A mon réveil, j’avais interdiction de bouger, je devais patienter pour voir mon enfant. Ma première demande fut le tire-lait pour amorcer la montée de lait. Toutes les 3h je le plaçais sur mes seins vides : douloureux, certes, mais encore plus douloureux pour moi l’idée de ne pas pouvoir nourrir mon tout petit qui avait tant besoin de ce lait.

14h après mon accouchement, je descendais en néonat pour découvrir mon bébé. Il avait été agité depuis la naissance et s’est soudainement calmé à mon arrivée. On me l’a mis dans les bras et 2 minutes plus tard il cherchait déjà mon sein. Il l’a trouvé immédiatement et a eu le reflexe de succion de suite. Cette sensation unique, cet échange avec mon tout petit fut le moment ou je me suis dit : ca y est, je suis maman.

Les premiers jours de néonat, il était perfusé. Je devais extraire mon colostrum et on le lui administrait par gavage par le nez, puis à chacune de nos rencontres, je le mettais au sein. Une infirmière fantastique m’a appris l’extraction manuelle et la collecte du colostrum par seringue, pour éviter d’en perdre. Grace à une bonne stimulation, ma montée de lait arrivait 50h après la naissance de mon bébé.

Etant donné qu’il était petit et maigre, beaucoup m’ont conseillé de tirer mon lait, de faire téter le bébé puis de lui administrer le lait tiré pour être sur qu’il prenne assez. Hors de question ! Mon bébé savait téter et était bien surveillé donc pas de soucis.
Après 10 jours, il pesait 2.4 kg.
Après 1 mois : 3.5 kg.
Il a pris 2.6 kg en 2 mois et 10 cm : comme quoi, il fallait lui faire confiance à mon bonhomme.

Bon les premières semaines je le réveillais pour téter puis ça a vite changé : il me réveille pour téter !

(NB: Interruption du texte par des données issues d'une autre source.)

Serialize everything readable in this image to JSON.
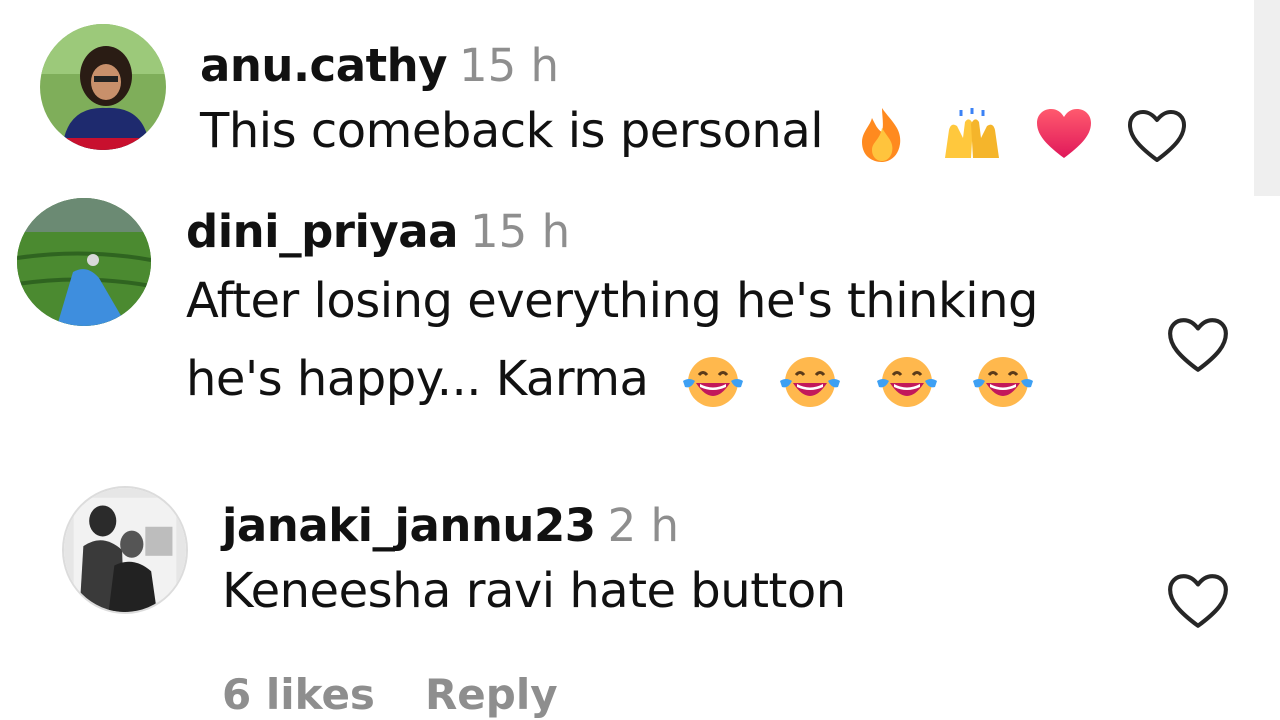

Quand j’ai dit à mon entourage que j’allais allaiter, on m’a répondu qu’on était au 21eme siècle et que le temps du biberon était arrivé depuis longtemps. Mais durant mes longs mois alitée, j’avais pris le temps de me renseigner sur l’allaitement (chose que je n’avais jamais vu faire), j’en avais compris les bienfaits pour le bébé et évidemment le bébé prématuré et ca me tenait à cœur d’y arriver. Je craignais qu’après tous mes soucis hormonaux, je n’ai pas assez de lait ou autre. Mais la volonté a suffit.

Je crois que je me suis ressentie femme à nouveau le jour ou mon enfant a pris mon sein et s’est senti rassuré au beau milieu des machines, des aiguilles, des infirmières qui courent partout. L’allaitement m’a rendu ce statut que j’avais perdu dans les difficultés. Pour moi, j’ai raté la conception, j’ai raté la grossesse, j’ai raté mon accouchement, mais je vis un franc succès avec l’allaitement.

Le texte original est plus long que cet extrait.